La fin des LáoGăi (les camps de rééducation par le travail) et la réduction du nombre de crimes passibles de la mort montrent la prise en compte de l’inefficacité de ces peines et leur coût de fonctionnement (c'est très prosaïque comme commentaire, mais c'est bien de cela qu'il s'agit). Les nouvelles classes moyennes et aisées désirent une modernisation de la justice. Les mesures concernant la justice ne s'arrêtent d'ailleurs pas là puisque l'on parle d'une refonte en profondeur des codes de justice pénale et civile. Cela inclut entre autres l'abandon de vieux reliquats ancestraux comme la pratique du condamné de substitution qui consistait, pour les familles de la vieille noblesse à payer quelqu'un pour endosser le crime d'un autre.

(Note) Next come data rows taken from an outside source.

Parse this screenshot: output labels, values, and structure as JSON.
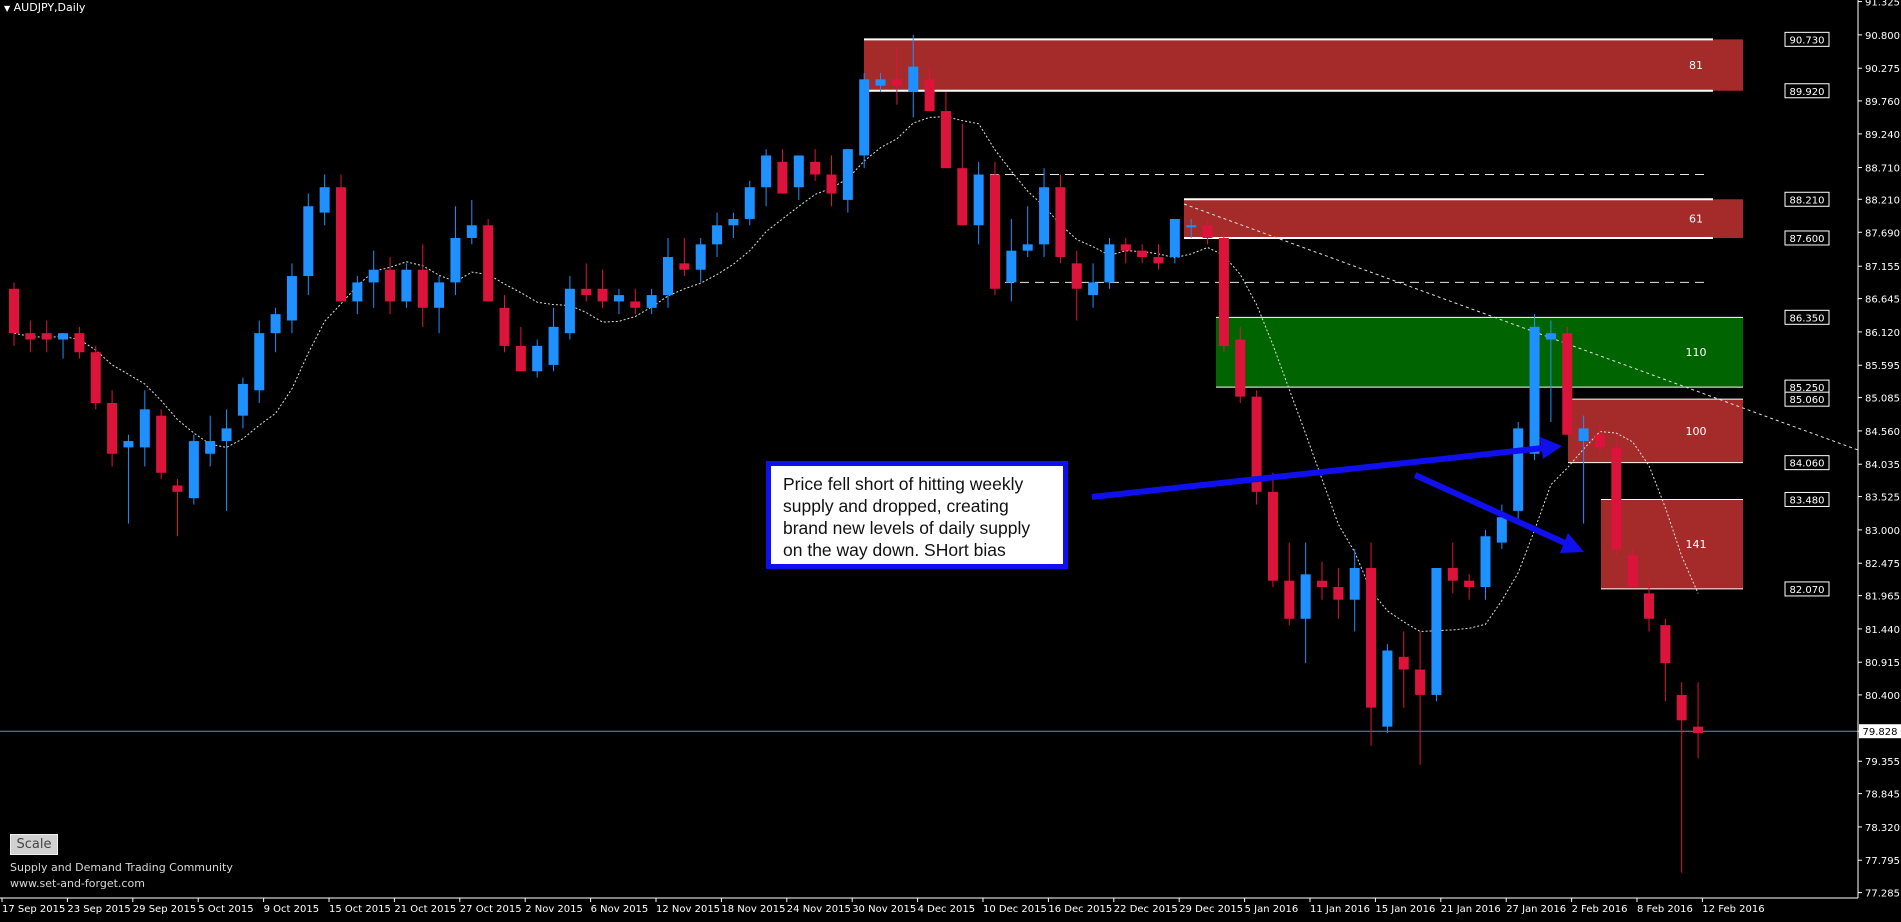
{
  "chart_data": {
    "type": "candlestick",
    "title": "AUDJPY,Daily",
    "ylim": [
      77.2,
      91.35
    ],
    "y_ticks": [
      "91.325",
      "90.800",
      "90.275",
      "89.760",
      "89.240",
      "88.710",
      "88.210",
      "87.690",
      "87.155",
      "86.645",
      "86.120",
      "85.595",
      "85.085",
      "84.560",
      "84.035",
      "83.525",
      "83.000",
      "82.475",
      "81.965",
      "81.440",
      "80.915",
      "80.400",
      "79.828",
      "79.355",
      "78.845",
      "78.320",
      "77.795",
      "77.285"
    ],
    "x_labels": [
      "17 Sep 2015",
      "23 Sep 2015",
      "29 Sep 2015",
      "5 Oct 2015",
      "9 Oct 2015",
      "15 Oct 2015",
      "21 Oct 2015",
      "27 Oct 2015",
      "2 Nov 2015",
      "6 Nov 2015",
      "12 Nov 2015",
      "18 Nov 2015",
      "24 Nov 2015",
      "30 Nov 2015",
      "4 Dec 2015",
      "10 Dec 2015",
      "16 Dec 2015",
      "22 Dec 2015",
      "29 Dec 2015",
      "5 Jan 2016",
      "11 Jan 2016",
      "15 Jan 2016",
      "21 Jan 2016",
      "27 Jan 2016",
      "2 Feb 2016",
      "8 Feb 2016",
      "12 Feb 2016"
    ],
    "candles": [
      [
        86.8,
        86.9,
        85.9,
        86.1
      ],
      [
        86.1,
        86.3,
        85.8,
        86.0
      ],
      [
        86.1,
        86.3,
        85.8,
        86.0
      ],
      [
        86.0,
        86.1,
        85.7,
        86.1
      ],
      [
        86.1,
        86.2,
        85.7,
        85.8
      ],
      [
        85.8,
        85.9,
        84.9,
        85.0
      ],
      [
        85.0,
        85.2,
        84.0,
        84.2
      ],
      [
        84.3,
        84.5,
        83.1,
        84.4
      ],
      [
        84.3,
        85.2,
        84.0,
        84.9
      ],
      [
        84.8,
        84.9,
        83.8,
        83.9
      ],
      [
        83.7,
        83.8,
        82.9,
        83.6
      ],
      [
        83.5,
        84.5,
        83.4,
        84.4
      ],
      [
        84.2,
        84.8,
        84.0,
        84.4
      ],
      [
        84.4,
        84.9,
        83.3,
        84.6
      ],
      [
        84.8,
        85.4,
        84.6,
        85.3
      ],
      [
        85.2,
        86.3,
        85.0,
        86.1
      ],
      [
        86.1,
        86.5,
        85.8,
        86.4
      ],
      [
        86.3,
        87.2,
        86.1,
        87.0
      ],
      [
        87.0,
        88.3,
        86.7,
        88.1
      ],
      [
        88.0,
        88.6,
        87.8,
        88.4
      ],
      [
        88.4,
        88.6,
        86.6,
        86.6
      ],
      [
        86.6,
        87.0,
        86.4,
        86.9
      ],
      [
        86.9,
        87.4,
        86.5,
        87.1
      ],
      [
        87.1,
        87.3,
        86.4,
        86.6
      ],
      [
        86.6,
        87.2,
        86.5,
        87.1
      ],
      [
        87.1,
        87.5,
        86.2,
        86.5
      ],
      [
        86.5,
        87.0,
        86.1,
        86.9
      ],
      [
        86.9,
        88.1,
        86.7,
        87.6
      ],
      [
        87.6,
        88.2,
        87.5,
        87.8
      ],
      [
        87.8,
        87.9,
        86.6,
        86.6
      ],
      [
        86.5,
        86.7,
        85.8,
        85.9
      ],
      [
        85.9,
        86.2,
        85.5,
        85.5
      ],
      [
        85.5,
        86.0,
        85.4,
        85.9
      ],
      [
        85.6,
        86.5,
        85.5,
        86.2
      ],
      [
        86.1,
        87.0,
        86.0,
        86.8
      ],
      [
        86.8,
        87.2,
        86.6,
        86.7
      ],
      [
        86.8,
        87.1,
        86.5,
        86.6
      ],
      [
        86.6,
        86.8,
        86.4,
        86.7
      ],
      [
        86.6,
        86.8,
        86.4,
        86.5
      ],
      [
        86.5,
        86.8,
        86.4,
        86.7
      ],
      [
        86.7,
        87.6,
        86.5,
        87.3
      ],
      [
        87.2,
        87.6,
        87.0,
        87.1
      ],
      [
        87.1,
        87.6,
        86.9,
        87.5
      ],
      [
        87.5,
        88.0,
        87.3,
        87.8
      ],
      [
        87.8,
        88.0,
        87.6,
        87.9
      ],
      [
        87.9,
        88.5,
        87.8,
        88.4
      ],
      [
        88.4,
        89.0,
        88.1,
        88.9
      ],
      [
        88.8,
        89.0,
        88.3,
        88.3
      ],
      [
        88.4,
        88.9,
        88.2,
        88.9
      ],
      [
        88.8,
        89.0,
        88.5,
        88.6
      ],
      [
        88.6,
        88.9,
        88.1,
        88.3
      ],
      [
        88.2,
        89.0,
        88.0,
        89.0
      ],
      [
        88.9,
        90.2,
        88.7,
        90.1
      ],
      [
        90.0,
        90.2,
        89.9,
        90.1
      ],
      [
        90.1,
        90.6,
        89.7,
        90.0
      ],
      [
        89.9,
        90.8,
        89.5,
        90.3
      ],
      [
        90.1,
        90.3,
        89.6,
        89.6
      ],
      [
        89.6,
        89.9,
        88.7,
        88.7
      ],
      [
        88.7,
        89.4,
        87.8,
        87.8
      ],
      [
        87.8,
        88.8,
        87.5,
        88.6
      ],
      [
        88.6,
        88.8,
        86.7,
        86.8
      ],
      [
        86.9,
        87.9,
        86.6,
        87.4
      ],
      [
        87.4,
        88.1,
        87.3,
        87.5
      ],
      [
        87.5,
        88.7,
        87.3,
        88.4
      ],
      [
        88.4,
        88.6,
        87.2,
        87.3
      ],
      [
        87.2,
        87.4,
        86.3,
        86.8
      ],
      [
        86.7,
        87.2,
        86.5,
        86.9
      ],
      [
        86.9,
        87.6,
        86.8,
        87.5
      ],
      [
        87.5,
        87.6,
        87.2,
        87.4
      ],
      [
        87.4,
        87.5,
        87.2,
        87.3
      ],
      [
        87.3,
        87.5,
        87.1,
        87.2
      ],
      [
        87.3,
        87.9,
        87.2,
        87.9
      ],
      [
        87.8,
        87.9,
        87.6,
        87.8
      ],
      [
        87.8,
        87.9,
        87.5,
        87.6
      ],
      [
        87.6,
        87.7,
        85.8,
        85.9
      ],
      [
        86.0,
        86.2,
        85.0,
        85.1
      ],
      [
        85.1,
        85.2,
        83.4,
        83.6
      ],
      [
        83.6,
        83.9,
        82.1,
        82.2
      ],
      [
        82.2,
        82.8,
        81.5,
        81.6
      ],
      [
        81.6,
        82.8,
        80.9,
        82.3
      ],
      [
        82.2,
        82.5,
        81.9,
        82.1
      ],
      [
        82.1,
        82.4,
        81.6,
        81.9
      ],
      [
        81.9,
        82.7,
        81.4,
        82.4
      ],
      [
        82.4,
        82.8,
        79.6,
        80.2
      ],
      [
        79.9,
        81.2,
        79.8,
        81.1
      ],
      [
        81.0,
        81.4,
        80.2,
        80.8
      ],
      [
        80.8,
        81.4,
        79.3,
        80.4
      ],
      [
        80.4,
        82.4,
        80.3,
        82.4
      ],
      [
        82.4,
        82.8,
        82.0,
        82.2
      ],
      [
        82.2,
        82.3,
        81.9,
        82.1
      ],
      [
        82.1,
        83.0,
        81.9,
        82.9
      ],
      [
        82.8,
        83.4,
        82.7,
        83.2
      ],
      [
        83.3,
        84.7,
        83.1,
        84.6
      ],
      [
        84.2,
        86.4,
        84.1,
        86.2
      ],
      [
        86.0,
        86.3,
        84.7,
        86.1
      ],
      [
        86.1,
        86.2,
        84.5,
        84.5
      ],
      [
        84.4,
        84.8,
        83.1,
        84.6
      ],
      [
        84.5,
        84.7,
        84.2,
        84.3
      ],
      [
        84.3,
        84.5,
        82.6,
        82.7
      ],
      [
        82.6,
        82.7,
        82.1,
        82.1
      ],
      [
        82.0,
        82.2,
        81.4,
        81.6
      ],
      [
        81.5,
        81.6,
        80.3,
        80.9
      ],
      [
        80.4,
        80.6,
        77.6,
        80.0
      ],
      [
        79.9,
        80.6,
        79.4,
        79.8
      ]
    ],
    "zones": [
      {
        "label": "81",
        "top": 90.73,
        "bottom": 89.92,
        "color": "#a52a2a"
      },
      {
        "label": "61",
        "top": 88.21,
        "bottom": 87.6,
        "color": "#a52a2a"
      },
      {
        "label": "110",
        "top": 86.35,
        "bottom": 85.25,
        "color": "#006400"
      },
      {
        "label": "100",
        "top": 85.06,
        "bottom": 84.06,
        "color": "#a52a2a"
      },
      {
        "label": "141",
        "top": 83.48,
        "bottom": 82.07,
        "color": "#a52a2a"
      }
    ],
    "price_labels": [
      "90.730",
      "89.920",
      "88.210",
      "87.600",
      "86.350",
      "85.250",
      "85.060",
      "84.060",
      "83.480",
      "82.070"
    ],
    "current_price": "79.828",
    "bull_color": "#1e90ff",
    "bear_color": "#dc143c",
    "annotation": "Price fell short of hitting weekly supply and dropped, creating brand new levels of daily supply on the way down. SHort bias",
    "annotation_color": "#1010ee"
  },
  "controls": {
    "scale_label": "Scale"
  },
  "footer": {
    "community": "Supply and Demand Trading Community",
    "website": "www.set-and-forget.com"
  }
}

Or, aujourd'hui cette pratique permet à certains mafieux d'éviter de lourdes condamnations en payant des familles pauvres pour subir leur peine à leur place.

L'introduction des banques étrangères est à mettre en rapport avec le développement des capitaux privés au sein de la société chinoise. En dehors des « super-riches » qui investissent directement à l'étranger, les Chinois « aisés » sont à la recherche de moyens d'investissement et de protection de leurs capitaux plus facilement accessibles qu'un voyage jusqu'en Suisse. De plus, si le gouvernement chinois est riche du rachat des dettes publiques aux USA entre autres, les nouveaux investisseurs privés chinois ont besoin d'avoir accès à du crédit et des investisseurs privés.
L'obligation pour les entreprises publiques de reverser 30 % de leurs bénéfices vient du même constat sur l'évolution du capital financier privé en Chine en anticipant des probables privatisations partielles de ces mêmes entreprises. De fait, l'accroissement de capitaux privés entraîne une demande pour des investissements. La taxation à 30 % des bénéfices des entreprises publiques peut se voir comme une anticipation d'une future privatisation partielle. Le gouvernement de Pékin viserait alors un double objectif : d'une part, créer de l'espace pour conserver les capitaux privés en Chine en leur permettant d'être investis dans le pays ; d'autre part, cette fiscalité spécifique pourra garantir une consolidation des avoirs publics.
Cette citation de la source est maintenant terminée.